5.3- El nuevo concepto de educación;​La nueva monarquía impulsó también desde muy pronto la educación, el establecimiento de
instituciones académicas y la investigación científica (Biblioteca Real, 1712; Real Academia Española, 1713; universidad de Cervera y
colegio de Guardias Marinas; Real Seminario de Nobles; Real Academia de la Historia, 1738…); y la creación de reales fábricas para la
introducción de nuevas técnicas de fabricación y el impulso a sectores decaídos o inexistentes (Real Fábrica de Paños en Guadalajara,
1717; de tapices en Madrid; de paños en Segovia y Brihuega, 1726; de cerámica en Alcora, 1727).Pero al mismo tiempo la expulsión de los
jesuitas supuso un fuerte impacto en la educación media, un retraso de un siglo, que no pudo ser llenado.

5.4- Las Sociedades Económicas de Amigos del País​;La creación de Sociedades Económicas de Amigos del País, sobre todo bajo Carlos III. El
guipuzcoano conde de Peñaflorida fundó en Azcoitia, en 1765, una academia dedicada a propagar las ideas ilustradas, origen de la Real
Sociedad Bascongada de Amigos del País, que sirvió de modelo a las más de setenta en el resto de España, y varias más por América.

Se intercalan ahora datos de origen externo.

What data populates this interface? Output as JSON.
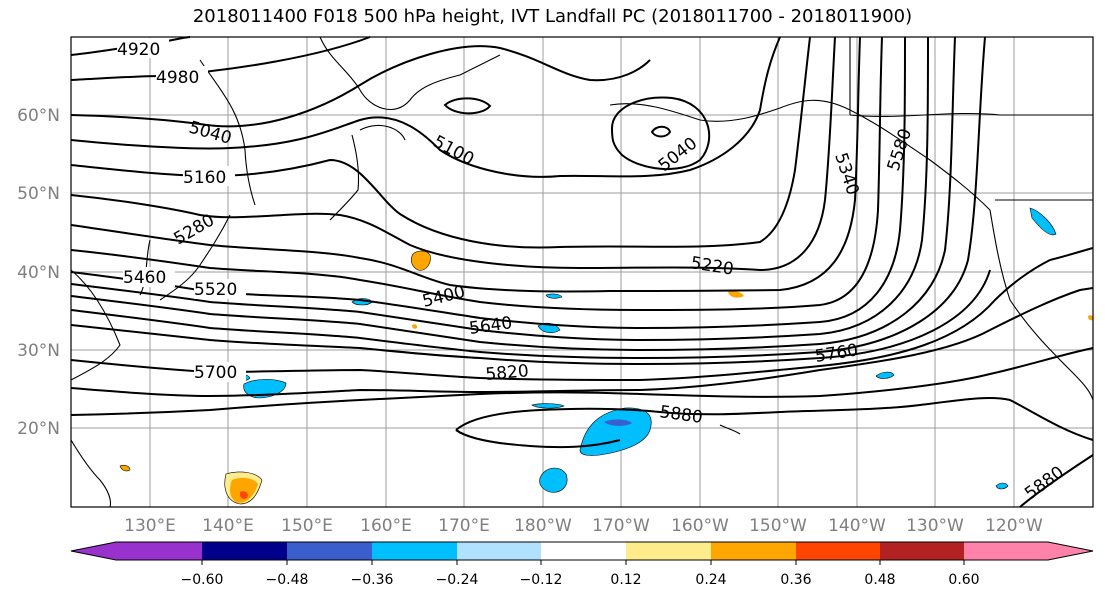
{
  "title": "2018011400 F018 500 hPa height, IVT Landfall PC (2018011700 - 2018011900)",
  "map": {
    "lat_labels": [
      "60°N",
      "50°N",
      "40°N",
      "30°N",
      "20°N"
    ],
    "lon_labels": [
      "130°E",
      "140°E",
      "150°E",
      "160°E",
      "170°E",
      "180°W",
      "170°W",
      "160°W",
      "150°W",
      "140°W",
      "130°W",
      "120°W"
    ],
    "contour_labels": [
      "4920",
      "4980",
      "5040",
      "5100",
      "5040",
      "5160",
      "5280",
      "5340",
      "5460",
      "5520",
      "5400",
      "5220",
      "5640",
      "5700",
      "5820",
      "5760",
      "5880",
      "5880",
      "5580"
    ]
  },
  "colorbar": {
    "colors": [
      "#9932cc",
      "#00008b",
      "#3a5fcd",
      "#00bfff",
      "#b0e2ff",
      "#ffffff",
      "#ffec8b",
      "#ffa500",
      "#ff4500",
      "#b22222",
      "#ff82ab"
    ],
    "ticks": [
      "−0.60",
      "−0.48",
      "−0.36",
      "−0.24",
      "−0.12",
      "0.12",
      "0.24",
      "0.36",
      "0.48",
      "0.60"
    ]
  }
}
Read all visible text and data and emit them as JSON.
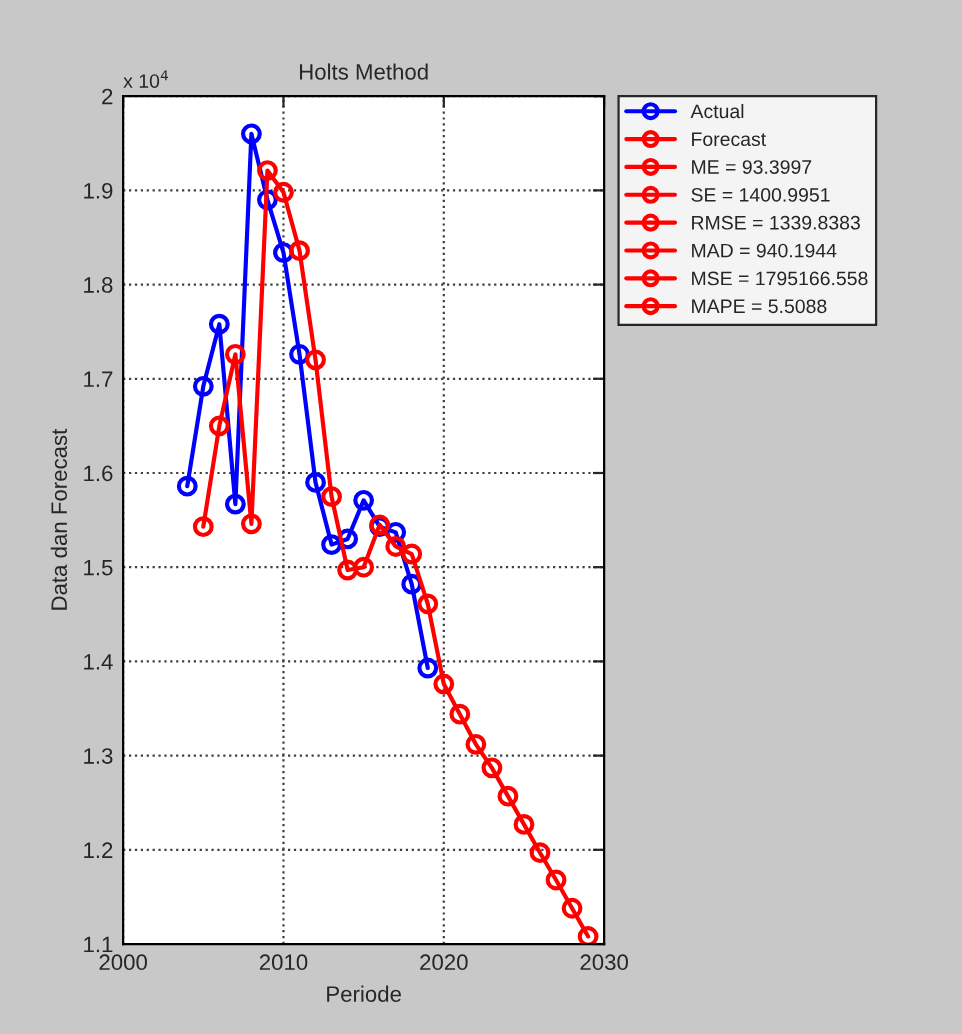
{
  "chart_data": {
    "type": "line",
    "title": "Holts Method",
    "xlabel": "Periode",
    "ylabel": "Data dan Forecast",
    "annotations": [
      "x 10$^{4}$"
    ],
    "xlim": [
      2000,
      2030
    ],
    "xticks": [
      2000,
      2010,
      2020,
      2030
    ],
    "ylim": [
      1.1,
      2
    ],
    "yticks": [
      1.1,
      1.2,
      1.3,
      1.4,
      1.5,
      1.6,
      1.7,
      1.8,
      1.9,
      2
    ],
    "grid": true,
    "legend": "right",
    "marker": "circle",
    "line_style": "solid",
    "series": [
      {
        "name": "Actual",
        "color": "#0000ff",
        "x": [
          2004,
          2005,
          2006,
          2007,
          2008,
          2009,
          2010,
          2011,
          2012,
          2013,
          2014,
          2015,
          2016,
          2017,
          2018,
          2019
        ],
        "values": [
          1.586,
          1.692,
          1.758,
          1.567,
          1.96,
          1.89,
          1.834,
          1.726,
          1.59,
          1.524,
          1.53,
          1.571,
          1.543,
          1.537,
          1.482,
          1.393
        ]
      },
      {
        "name": "Forecast",
        "color": "#ff0000",
        "x": [
          2005,
          2006,
          2007,
          2008,
          2009,
          2010,
          2011,
          2012,
          2013,
          2014,
          2015,
          2016,
          2017,
          2018,
          2019,
          2020,
          2021,
          2022,
          2023,
          2024,
          2025,
          2026,
          2027,
          2028,
          2029
        ],
        "values": [
          1.543,
          1.65,
          1.726,
          1.546,
          1.921,
          1.898,
          1.836,
          1.72,
          1.575,
          1.497,
          1.5,
          1.545,
          1.522,
          1.514,
          1.461,
          1.376,
          1.344,
          1.312,
          1.287,
          1.257,
          1.227,
          1.197,
          1.168,
          1.138,
          1.108
        ]
      },
      {
        "name": "ME = 93.3997",
        "color": "#ff0000"
      },
      {
        "name": "SE = 1400.9951",
        "color": "#ff0000"
      },
      {
        "name": "RMSE = 1339.8383",
        "color": "#ff0000"
      },
      {
        "name": "MAD = 940.1944",
        "color": "#ff0000"
      },
      {
        "name": "MSE = 1795166.558",
        "color": "#ff0000"
      },
      {
        "name": "MAPE = 5.5088",
        "color": "#ff0000"
      }
    ]
  }
}
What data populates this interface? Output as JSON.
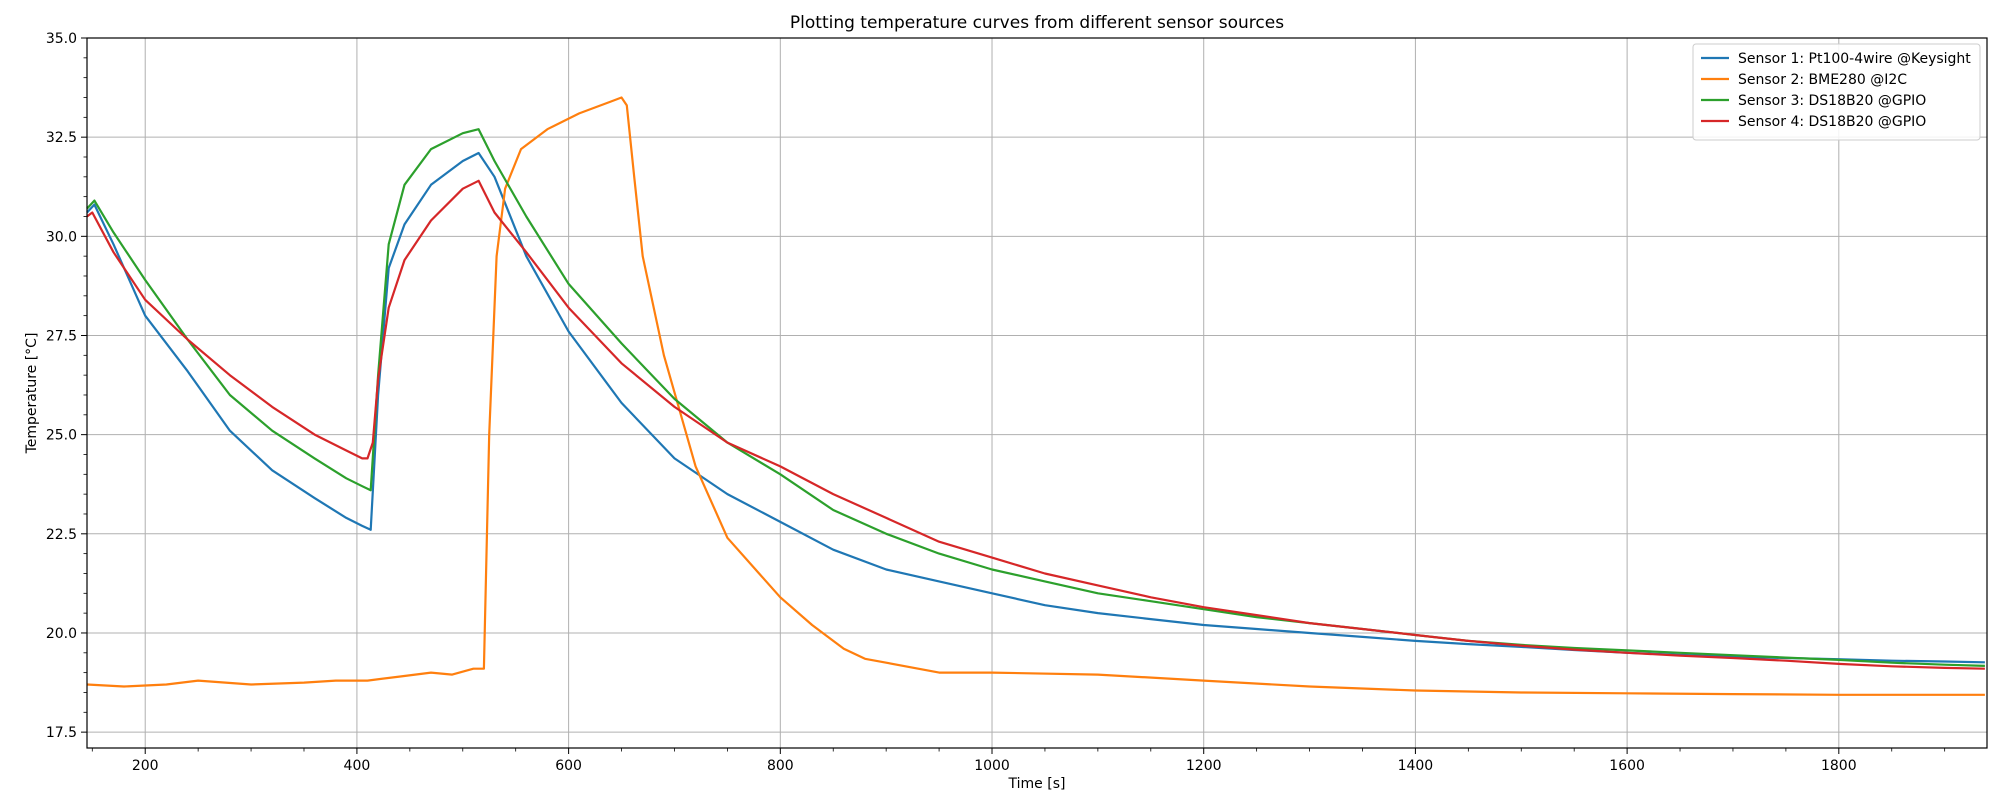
{
  "chart_data": {
    "type": "line",
    "title": "Plotting temperature curves from different sensor sources",
    "xlabel": "Time [s]",
    "ylabel": "Temperature [°C]",
    "xlim": [
      145,
      1940
    ],
    "ylim": [
      17.1,
      35.0
    ],
    "xticks": [
      200,
      400,
      600,
      800,
      1000,
      1200,
      1400,
      1600,
      1800
    ],
    "yticks": [
      17.5,
      20.0,
      22.5,
      25.0,
      27.5,
      30.0,
      32.5,
      35.0
    ],
    "xtick_labels": [
      "200",
      "400",
      "600",
      "800",
      "1000",
      "1200",
      "1400",
      "1600",
      "1800"
    ],
    "ytick_labels": [
      "17.5",
      "20.0",
      "22.5",
      "25.0",
      "27.5",
      "30.0",
      "32.5",
      "35.0"
    ],
    "grid": true,
    "legend_position": "top-right",
    "series": [
      {
        "name": "Sensor 1: Pt100-4wire @Keysight",
        "color": "#1f77b4",
        "x": [
          145,
          152,
          170,
          200,
          240,
          280,
          320,
          360,
          390,
          405,
          413,
          420,
          430,
          445,
          470,
          500,
          515,
          530,
          560,
          600,
          650,
          700,
          750,
          800,
          850,
          900,
          950,
          1000,
          1050,
          1100,
          1150,
          1200,
          1250,
          1300,
          1350,
          1400,
          1450,
          1500,
          1550,
          1600,
          1650,
          1700,
          1750,
          1800,
          1850,
          1900,
          1938
        ],
        "y": [
          30.6,
          30.8,
          29.8,
          28.0,
          26.6,
          25.1,
          24.1,
          23.4,
          22.9,
          22.7,
          22.6,
          26.0,
          29.2,
          30.3,
          31.3,
          31.9,
          32.1,
          31.5,
          29.5,
          27.6,
          25.8,
          24.4,
          23.5,
          22.8,
          22.1,
          21.6,
          21.3,
          21.0,
          20.7,
          20.5,
          20.35,
          20.2,
          20.1,
          20.0,
          19.9,
          19.8,
          19.72,
          19.65,
          19.57,
          19.5,
          19.45,
          19.4,
          19.37,
          19.34,
          19.3,
          19.28,
          19.26
        ]
      },
      {
        "name": "Sensor 2: BME280 @I2C",
        "color": "#ff7f0e",
        "x": [
          145,
          180,
          220,
          250,
          300,
          350,
          380,
          410,
          440,
          470,
          490,
          510,
          520,
          525,
          532,
          540,
          555,
          580,
          610,
          640,
          650,
          655,
          662,
          670,
          690,
          720,
          750,
          780,
          800,
          830,
          860,
          880,
          900,
          950,
          1000,
          1100,
          1200,
          1300,
          1400,
          1500,
          1600,
          1700,
          1800,
          1938
        ],
        "y": [
          18.7,
          18.65,
          18.7,
          18.8,
          18.7,
          18.75,
          18.8,
          18.8,
          18.9,
          19.0,
          18.95,
          19.1,
          19.1,
          25.0,
          29.5,
          31.2,
          32.2,
          32.7,
          33.1,
          33.4,
          33.5,
          33.3,
          31.5,
          29.5,
          27.0,
          24.2,
          22.4,
          21.5,
          20.9,
          20.2,
          19.6,
          19.35,
          19.25,
          19.0,
          19.0,
          18.95,
          18.8,
          18.65,
          18.55,
          18.5,
          18.48,
          18.46,
          18.44,
          18.44
        ]
      },
      {
        "name": "Sensor 3: DS18B20 @GPIO",
        "color": "#2ca02c",
        "x": [
          145,
          152,
          170,
          200,
          240,
          280,
          320,
          360,
          390,
          405,
          413,
          420,
          430,
          445,
          470,
          500,
          515,
          530,
          560,
          600,
          650,
          700,
          750,
          800,
          850,
          900,
          950,
          1000,
          1050,
          1100,
          1150,
          1200,
          1250,
          1300,
          1350,
          1400,
          1450,
          1500,
          1550,
          1600,
          1650,
          1700,
          1750,
          1800,
          1850,
          1900,
          1938
        ],
        "y": [
          30.7,
          30.9,
          30.1,
          28.9,
          27.4,
          26.0,
          25.1,
          24.4,
          23.9,
          23.7,
          23.6,
          26.5,
          29.8,
          31.3,
          32.2,
          32.6,
          32.7,
          31.9,
          30.5,
          28.8,
          27.3,
          25.9,
          24.8,
          24.0,
          23.1,
          22.5,
          22.0,
          21.6,
          21.3,
          21.0,
          20.8,
          20.6,
          20.4,
          20.25,
          20.1,
          19.95,
          19.8,
          19.7,
          19.62,
          19.56,
          19.5,
          19.44,
          19.38,
          19.32,
          19.25,
          19.2,
          19.17
        ]
      },
      {
        "name": "Sensor 4: DS18B20 @GPIO",
        "color": "#d62728",
        "x": [
          145,
          150,
          170,
          200,
          240,
          280,
          320,
          360,
          390,
          405,
          410,
          415,
          420,
          430,
          445,
          470,
          500,
          515,
          530,
          560,
          600,
          650,
          700,
          750,
          800,
          850,
          900,
          950,
          1000,
          1050,
          1100,
          1150,
          1200,
          1250,
          1300,
          1350,
          1400,
          1450,
          1500,
          1550,
          1600,
          1650,
          1700,
          1750,
          1800,
          1850,
          1900,
          1938
        ],
        "y": [
          30.5,
          30.6,
          29.6,
          28.4,
          27.4,
          26.5,
          25.7,
          25.0,
          24.6,
          24.4,
          24.4,
          24.8,
          26.4,
          28.2,
          29.4,
          30.4,
          31.2,
          31.4,
          30.6,
          29.6,
          28.2,
          26.8,
          25.7,
          24.8,
          24.2,
          23.5,
          22.9,
          22.3,
          21.9,
          21.5,
          21.2,
          20.9,
          20.65,
          20.45,
          20.25,
          20.1,
          19.95,
          19.8,
          19.68,
          19.58,
          19.5,
          19.43,
          19.37,
          19.3,
          19.22,
          19.16,
          19.12,
          19.1
        ]
      }
    ]
  }
}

Estas
sociedades, constituidas por las que más tarde se llamarían «fuerzas vivas», clérigos, nobles, funcionarios y negociantes, tomaban sobre sí
la tarea, independiente del gobierno pero con apoyo de éste, de difundir libros, generalmente extranjeros traducidos, de autores que
defendían la libertad de mercados; y sobre todo estudiaban y adoptaban o proponían mejoras prácticas en la agricultura, la manufactura y
el comercio.
5.5- La prensa periódica​.Aparecieron o continuaron diversos periódicos, unos populares, llamados almanaques y pronósticos, con
informaciones variopintas, y otros de más nivel, como la ​Gazeta de Madrid​, fundada en 1661, y otras gacetas en las ciudades importantes;
en 1737 apareció el ​Diario de los literatos de España​, dedicado a reseñas, generalmente objetivas y críticas, de los libros que se
publicaban; y al año siguiente el ​Mercurio histórico y político​, copia y en parte traducción del ​Mercure de France. ​En 1758 salió a la calle el
Diario noticioso​, un hito en la prensa española.